C’est parce qu’il représentait cette ligne que Mikhaïl Gorbatchev a été nommé à la tête du Parti Communiste d’Union Soviétique.
C’était une expression de capitulation : l’URSS social-impérialiste cessait toute ambition à l’hégémonie mondiale, mais demandait le maintien de son existence.
Mikhaïl Gorbatchev formula ces principes dans un ouvrage publié en 1987, La perestroïka et la nouvelle pensée politique, et tint un discours à l’ONU en 1988 pour les réaffirmer.
Lors de ce discours, il annonça également le retrait pratiquement global des forces armées soviétiques des pays de l’Est européen.
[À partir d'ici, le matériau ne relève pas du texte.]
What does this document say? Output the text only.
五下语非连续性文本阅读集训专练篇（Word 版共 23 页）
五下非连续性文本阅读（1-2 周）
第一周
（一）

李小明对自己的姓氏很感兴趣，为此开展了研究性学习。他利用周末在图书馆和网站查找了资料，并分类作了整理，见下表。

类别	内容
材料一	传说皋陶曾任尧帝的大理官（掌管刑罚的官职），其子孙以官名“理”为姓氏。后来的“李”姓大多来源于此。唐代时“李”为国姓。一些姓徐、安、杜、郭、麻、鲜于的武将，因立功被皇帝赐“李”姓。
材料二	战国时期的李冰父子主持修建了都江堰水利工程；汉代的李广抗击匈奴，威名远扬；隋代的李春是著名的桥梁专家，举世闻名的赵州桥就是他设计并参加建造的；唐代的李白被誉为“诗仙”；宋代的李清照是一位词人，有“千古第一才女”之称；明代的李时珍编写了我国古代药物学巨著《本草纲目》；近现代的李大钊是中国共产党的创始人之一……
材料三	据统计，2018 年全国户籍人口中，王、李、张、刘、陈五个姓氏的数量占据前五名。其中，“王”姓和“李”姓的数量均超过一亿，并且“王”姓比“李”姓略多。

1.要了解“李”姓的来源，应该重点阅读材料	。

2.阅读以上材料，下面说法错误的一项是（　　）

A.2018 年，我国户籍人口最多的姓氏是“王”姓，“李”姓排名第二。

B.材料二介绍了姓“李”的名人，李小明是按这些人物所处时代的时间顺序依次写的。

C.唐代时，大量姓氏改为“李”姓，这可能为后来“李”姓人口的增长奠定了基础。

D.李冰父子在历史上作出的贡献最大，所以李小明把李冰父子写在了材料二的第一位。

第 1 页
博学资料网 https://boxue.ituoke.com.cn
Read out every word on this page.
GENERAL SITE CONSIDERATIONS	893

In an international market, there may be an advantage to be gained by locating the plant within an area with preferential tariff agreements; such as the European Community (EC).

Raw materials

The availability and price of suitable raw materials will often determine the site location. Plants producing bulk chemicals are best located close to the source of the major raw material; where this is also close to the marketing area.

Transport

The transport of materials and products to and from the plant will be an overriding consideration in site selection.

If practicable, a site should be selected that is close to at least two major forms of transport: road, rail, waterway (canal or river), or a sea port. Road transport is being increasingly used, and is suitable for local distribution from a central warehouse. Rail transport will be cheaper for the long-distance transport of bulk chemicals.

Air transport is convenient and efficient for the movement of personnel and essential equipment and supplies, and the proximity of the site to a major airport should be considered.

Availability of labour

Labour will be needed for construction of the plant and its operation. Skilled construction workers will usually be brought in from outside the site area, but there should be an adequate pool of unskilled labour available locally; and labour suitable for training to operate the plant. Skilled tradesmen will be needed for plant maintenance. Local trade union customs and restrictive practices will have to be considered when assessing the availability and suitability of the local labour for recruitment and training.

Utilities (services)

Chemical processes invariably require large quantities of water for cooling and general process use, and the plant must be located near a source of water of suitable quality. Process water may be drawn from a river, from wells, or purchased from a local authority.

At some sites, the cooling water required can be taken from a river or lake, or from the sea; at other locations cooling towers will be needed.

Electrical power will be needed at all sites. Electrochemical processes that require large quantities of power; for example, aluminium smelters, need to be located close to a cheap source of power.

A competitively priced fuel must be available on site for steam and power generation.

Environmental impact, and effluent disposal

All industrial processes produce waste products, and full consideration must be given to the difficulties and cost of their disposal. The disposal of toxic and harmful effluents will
On est clairement dans une perspective d’accord avec les pays occidentaux : l’URSS recule, mais en échange elle demande une place.
« Aujourd’hui, je peux vous dire ceci : l’Union soviétique a décidé de réduire ses forces armées. Au cours des deux prochaines années, leur nombre diminuera de 500 000 personnes et le volume des armes classiques sera également considérablement réduit.
Ces réductions seront effectuées unilatéralement, sans lien avec les négociations au titre du mandat de la réunion de Vienne.
En accord avec nos alliés du Pacte de Varsovie, nous avons décidé de retirer d’ici 1991 six divisions blindées de RDA, de Tchécoslovaquie et de Hongrie et de les dissoudre.
Des groupes de troupes soviétiques situés dans ces pays, des unités d’assaut aérien et un certain nombre d’autres formations et unités, y compris des unités de transport aéroporté, dotées d’armes et d’équipements militaires seront également retirées.
Les troupes soviétiques dans ces pays seront réduites de 50 000 personnes et les armes de 5 000 chars.
Toutes les divisions soviétiques restant sur le territoire de nos alliés seront réorganisées. Ils reçoivent une structure différente de celle d’aujourd’hui qui, après un retrait important de chars, devient sans ambiguïté défensive.
Dans le même temps, nous réduirons le nombre de soldats et le nombre d’armes dans la partie européenne de l’URSS.
Au total, dans cette partie de notre pays et sur le territoire de nos alliés européens, les forces armées soviétiques seront réduites de 10 000 chars, 8 500 systèmes d’artillerie et 800 avions de combat.
Au cours de ces deux années, nous réduirons également considérablement la taille des forces armées dans la partie asiatique du pays. En accord avec le gouvernement de la République populaire mongole, une partie importante des troupes soviétiques temporairement stationnées là-bas retourneront dans leur pays d’origine. »
Cette capitulation du social-impérialisme soviétique était assumée et il n’y a pas eu d’opposition. La figure principale aux côtés de Mikhaïl Gorbatchev fut Alexandre Iakovlev, qui comptait aller le plus rapidement possible dans les réformes.
C’est que le régime est alors à bout de souffle, et pour les gens comme Alexandre Iakovlev, le réformer est pratiquement impossible : il faut s’en sortir d’une manière ou d’une autre.